Zenodo: a catch-all repository for your research.

Zenodo: a catch-all repository for your research.

Zenodo is a general-purpose open-access repository developed under the European OpenAIRE program and operated by CERN . It allows researchers to deposit data sets, research software, reports, and any other research related digital material. For each submission, a persistent digital object identifier (DOI) is minted, which makes the stored items easily citeable.

We will illustrate this process by creating a release of a repository stored in our GitHub account, uploading a copy into Zenodo, and using the DOI provided by Zenodo in our manuscript before submitting it to a scientific journal.

This is the repository we are going to upload to Zenodo:

Let's start. Go to the Zenodo website:

Now, Log in to your account or Sign up if you do to not have registered in Zenodo yet.

Once you log in, go to GitHub:

Note that you need to authorize Zenodo to connect to your GitHub account in the GitHub section. Zenodo will redirect you to GitHub to ask for permissions to use webhooks on your repositories.

Then, enable the repository (from OFF to ON):

Click on the recently enabled repository.

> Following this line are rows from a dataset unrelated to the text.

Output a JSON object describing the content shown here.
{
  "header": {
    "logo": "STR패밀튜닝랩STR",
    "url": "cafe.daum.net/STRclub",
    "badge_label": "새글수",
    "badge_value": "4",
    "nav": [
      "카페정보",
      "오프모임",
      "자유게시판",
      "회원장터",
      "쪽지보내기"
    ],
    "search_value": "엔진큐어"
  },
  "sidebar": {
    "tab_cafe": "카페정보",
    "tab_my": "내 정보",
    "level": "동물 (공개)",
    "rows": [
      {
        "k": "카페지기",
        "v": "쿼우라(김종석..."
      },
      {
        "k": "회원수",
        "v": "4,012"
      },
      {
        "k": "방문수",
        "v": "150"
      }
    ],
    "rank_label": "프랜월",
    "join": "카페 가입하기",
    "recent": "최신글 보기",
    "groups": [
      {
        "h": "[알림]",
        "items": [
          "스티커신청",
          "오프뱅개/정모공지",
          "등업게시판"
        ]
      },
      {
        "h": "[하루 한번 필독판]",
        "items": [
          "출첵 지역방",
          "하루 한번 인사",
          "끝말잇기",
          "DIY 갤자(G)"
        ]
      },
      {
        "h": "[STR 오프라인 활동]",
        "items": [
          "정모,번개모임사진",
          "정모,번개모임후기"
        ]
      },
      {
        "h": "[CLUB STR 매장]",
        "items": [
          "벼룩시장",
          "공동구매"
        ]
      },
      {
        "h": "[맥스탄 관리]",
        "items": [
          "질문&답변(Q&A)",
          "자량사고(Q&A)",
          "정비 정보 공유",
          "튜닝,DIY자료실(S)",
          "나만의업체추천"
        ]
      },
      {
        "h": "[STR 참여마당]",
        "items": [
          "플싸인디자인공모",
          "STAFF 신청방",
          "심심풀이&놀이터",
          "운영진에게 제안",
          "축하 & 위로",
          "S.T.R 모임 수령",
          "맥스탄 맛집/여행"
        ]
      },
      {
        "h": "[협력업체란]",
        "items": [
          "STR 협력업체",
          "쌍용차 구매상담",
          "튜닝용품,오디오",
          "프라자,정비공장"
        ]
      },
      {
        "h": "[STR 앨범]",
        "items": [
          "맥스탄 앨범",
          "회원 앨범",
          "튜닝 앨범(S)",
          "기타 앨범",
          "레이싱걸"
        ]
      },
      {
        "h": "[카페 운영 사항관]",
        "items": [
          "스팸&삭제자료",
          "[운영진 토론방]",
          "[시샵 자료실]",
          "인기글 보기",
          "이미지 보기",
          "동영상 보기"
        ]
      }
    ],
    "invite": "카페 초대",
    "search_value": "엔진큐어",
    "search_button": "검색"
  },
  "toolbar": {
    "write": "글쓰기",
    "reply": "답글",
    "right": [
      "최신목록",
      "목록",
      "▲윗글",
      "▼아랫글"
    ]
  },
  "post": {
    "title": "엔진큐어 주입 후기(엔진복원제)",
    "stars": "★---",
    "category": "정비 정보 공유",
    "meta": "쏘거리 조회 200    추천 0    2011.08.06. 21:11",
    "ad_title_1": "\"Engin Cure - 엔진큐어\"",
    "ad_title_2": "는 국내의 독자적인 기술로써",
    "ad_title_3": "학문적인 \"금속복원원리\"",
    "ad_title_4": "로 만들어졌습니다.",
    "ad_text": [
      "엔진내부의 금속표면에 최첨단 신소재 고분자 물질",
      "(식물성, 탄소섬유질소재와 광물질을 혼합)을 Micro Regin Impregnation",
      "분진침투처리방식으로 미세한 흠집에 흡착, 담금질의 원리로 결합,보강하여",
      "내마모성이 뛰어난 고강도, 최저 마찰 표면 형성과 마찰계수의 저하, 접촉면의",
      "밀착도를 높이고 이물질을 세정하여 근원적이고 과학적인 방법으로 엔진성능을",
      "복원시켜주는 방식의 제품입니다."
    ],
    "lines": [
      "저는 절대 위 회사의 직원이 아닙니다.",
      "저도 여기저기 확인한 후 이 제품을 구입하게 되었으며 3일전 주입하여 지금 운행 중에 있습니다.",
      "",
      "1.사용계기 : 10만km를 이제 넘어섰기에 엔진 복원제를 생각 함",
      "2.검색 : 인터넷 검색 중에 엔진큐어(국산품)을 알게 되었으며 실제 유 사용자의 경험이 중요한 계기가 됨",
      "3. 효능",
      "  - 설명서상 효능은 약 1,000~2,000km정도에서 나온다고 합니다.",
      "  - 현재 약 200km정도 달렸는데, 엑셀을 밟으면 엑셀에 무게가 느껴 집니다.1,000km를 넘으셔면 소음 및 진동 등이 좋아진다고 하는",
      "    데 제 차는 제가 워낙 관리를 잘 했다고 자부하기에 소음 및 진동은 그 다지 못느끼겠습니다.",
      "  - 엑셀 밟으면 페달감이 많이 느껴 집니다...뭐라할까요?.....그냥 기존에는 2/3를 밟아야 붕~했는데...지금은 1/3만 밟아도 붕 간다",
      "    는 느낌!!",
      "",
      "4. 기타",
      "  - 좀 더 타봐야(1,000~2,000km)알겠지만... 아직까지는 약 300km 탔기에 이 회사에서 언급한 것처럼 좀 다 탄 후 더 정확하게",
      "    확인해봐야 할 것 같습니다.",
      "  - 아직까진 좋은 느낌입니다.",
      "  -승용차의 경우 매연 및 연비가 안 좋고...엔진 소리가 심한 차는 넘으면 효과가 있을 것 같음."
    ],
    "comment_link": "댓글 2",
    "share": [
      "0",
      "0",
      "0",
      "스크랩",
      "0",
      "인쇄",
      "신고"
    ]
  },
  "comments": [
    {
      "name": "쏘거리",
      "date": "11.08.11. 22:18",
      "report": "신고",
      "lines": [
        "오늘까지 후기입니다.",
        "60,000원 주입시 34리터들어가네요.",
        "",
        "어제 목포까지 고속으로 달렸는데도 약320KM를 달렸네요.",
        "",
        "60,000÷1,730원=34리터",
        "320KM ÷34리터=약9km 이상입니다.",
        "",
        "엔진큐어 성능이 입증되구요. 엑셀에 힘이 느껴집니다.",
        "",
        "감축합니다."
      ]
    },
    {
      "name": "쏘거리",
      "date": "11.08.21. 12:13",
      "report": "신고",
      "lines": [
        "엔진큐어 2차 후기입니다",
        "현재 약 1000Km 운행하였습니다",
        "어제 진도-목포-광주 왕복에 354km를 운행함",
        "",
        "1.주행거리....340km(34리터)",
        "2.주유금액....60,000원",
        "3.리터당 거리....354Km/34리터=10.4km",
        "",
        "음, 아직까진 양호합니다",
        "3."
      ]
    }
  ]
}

Next, we are ready to create a release for that repository (click on Create release and we will be redirected to the GitHubrepository). If we didn't do it before, the following screen will show up:

Click on Create a new release:

After adding a version name, title, and a short description of the release, click onPublish release:

Zenodo will automatically download a .zip ball of the new release and register a DOI.

Click on it to see more details of the release just created.

The directory structure will show up as it is stored in your GitHub repository.

That's it. You can now add the following sentence when submitting the manuscript to the journal:

The data reported in this paper and the code to perform the analyses have been archived on Zenodo: https://zenodo.org/badge/latestdoi/192325725.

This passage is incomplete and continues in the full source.